Trilce Garcia and Helen Quinones
© Trilce Garcia and Helen Quinones

How did you find out about your story’s protagonist/movement?

When I traveled to Cusco for an investigation on human trafficking in the region I met Helen. She had a radio show where she used to speak to rural women in Quechua about their rights and inform the community about social issues that could affect them. I was impressed by her profile. She was a very young woman, very articulate, had a clear objective and a very high social conscience.

Why does the world need to learn more about your story’s movement?

Quechua women are powerful. We believe we are in front of a stigmatized community whose members have not been able to raise their heads since colonial times. But Andean people, mostly women, are fiercely fighting for them to be heard. They already have a strong voice—the only thing left is finding the platforms to be heard.

What aspect have you found most challenging during the process so far?

The COVID-19 pandemic made the whole process very difficult. Arranging and recording interviews was very slow and limited.

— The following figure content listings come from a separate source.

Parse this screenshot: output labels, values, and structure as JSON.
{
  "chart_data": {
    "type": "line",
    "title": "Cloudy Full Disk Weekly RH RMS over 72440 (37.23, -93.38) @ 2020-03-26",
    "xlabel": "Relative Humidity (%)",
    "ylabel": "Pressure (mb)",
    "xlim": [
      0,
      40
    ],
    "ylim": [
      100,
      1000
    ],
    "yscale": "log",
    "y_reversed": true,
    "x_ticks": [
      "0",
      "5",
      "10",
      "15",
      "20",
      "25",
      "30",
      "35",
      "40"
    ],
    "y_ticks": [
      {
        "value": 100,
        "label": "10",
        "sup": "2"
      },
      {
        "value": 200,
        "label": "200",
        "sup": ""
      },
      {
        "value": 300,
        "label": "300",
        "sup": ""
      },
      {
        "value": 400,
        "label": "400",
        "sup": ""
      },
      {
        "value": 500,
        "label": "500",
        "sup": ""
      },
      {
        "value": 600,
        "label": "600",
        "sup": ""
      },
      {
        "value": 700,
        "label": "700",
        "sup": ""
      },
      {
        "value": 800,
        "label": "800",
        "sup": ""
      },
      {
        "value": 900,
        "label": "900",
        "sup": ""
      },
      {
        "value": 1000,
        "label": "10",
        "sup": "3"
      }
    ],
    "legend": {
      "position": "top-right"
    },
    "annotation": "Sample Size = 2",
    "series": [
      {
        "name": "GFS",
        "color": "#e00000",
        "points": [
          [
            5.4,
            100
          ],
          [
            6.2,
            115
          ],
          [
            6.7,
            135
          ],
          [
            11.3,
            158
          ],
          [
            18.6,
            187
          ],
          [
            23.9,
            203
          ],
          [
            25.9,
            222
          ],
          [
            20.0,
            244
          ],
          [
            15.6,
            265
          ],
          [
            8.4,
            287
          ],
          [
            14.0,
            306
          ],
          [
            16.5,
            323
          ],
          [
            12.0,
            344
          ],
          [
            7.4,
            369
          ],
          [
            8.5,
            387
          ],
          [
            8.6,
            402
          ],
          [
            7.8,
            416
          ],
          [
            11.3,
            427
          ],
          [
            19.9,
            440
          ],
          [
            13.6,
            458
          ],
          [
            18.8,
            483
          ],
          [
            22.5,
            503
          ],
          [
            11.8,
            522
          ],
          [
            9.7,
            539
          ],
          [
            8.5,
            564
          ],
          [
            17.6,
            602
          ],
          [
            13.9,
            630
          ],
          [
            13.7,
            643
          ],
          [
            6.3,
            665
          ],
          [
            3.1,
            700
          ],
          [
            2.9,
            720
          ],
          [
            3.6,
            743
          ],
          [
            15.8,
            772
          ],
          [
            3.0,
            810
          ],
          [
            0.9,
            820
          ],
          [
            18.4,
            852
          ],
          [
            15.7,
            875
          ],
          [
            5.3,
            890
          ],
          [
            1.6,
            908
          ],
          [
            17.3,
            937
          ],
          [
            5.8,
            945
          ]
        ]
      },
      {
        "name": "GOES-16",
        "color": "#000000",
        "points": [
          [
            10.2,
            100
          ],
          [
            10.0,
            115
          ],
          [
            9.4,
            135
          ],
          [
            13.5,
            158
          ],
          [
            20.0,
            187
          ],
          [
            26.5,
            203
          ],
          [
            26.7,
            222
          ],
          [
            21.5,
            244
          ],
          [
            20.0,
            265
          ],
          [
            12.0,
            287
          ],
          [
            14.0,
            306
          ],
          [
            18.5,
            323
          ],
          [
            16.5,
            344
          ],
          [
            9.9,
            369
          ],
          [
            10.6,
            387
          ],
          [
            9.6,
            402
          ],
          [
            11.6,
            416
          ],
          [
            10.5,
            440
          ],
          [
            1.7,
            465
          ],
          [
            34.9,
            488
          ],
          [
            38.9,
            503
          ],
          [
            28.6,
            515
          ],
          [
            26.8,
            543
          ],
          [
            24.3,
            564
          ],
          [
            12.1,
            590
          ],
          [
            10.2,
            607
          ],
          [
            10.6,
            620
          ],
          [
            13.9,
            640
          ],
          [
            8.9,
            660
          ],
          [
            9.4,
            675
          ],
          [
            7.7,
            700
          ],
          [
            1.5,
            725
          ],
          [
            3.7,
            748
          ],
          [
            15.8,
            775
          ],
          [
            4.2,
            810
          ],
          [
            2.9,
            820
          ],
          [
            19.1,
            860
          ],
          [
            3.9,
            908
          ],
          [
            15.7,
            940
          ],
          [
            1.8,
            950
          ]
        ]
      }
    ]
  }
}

For me it was challenging to find the right structure for the story as well as the basic style direction, such as drawings and colors. These were difficult decisions to be made.

How are you trying to give back to the community?

Peru is celebrating 200 years of independence, and with that we are facing many quickly surfacing problems. Racism is one such problem. In this context, I think it is really important to visualize new insights into how we can combat racism and discrimination that hinder us from advancing as a nation. This is why I try to center all my work on stories of stigmatized communities so that people in Peru and other parts of the world will learn about their struggles. But above all, I want to show how they are working to achieve change.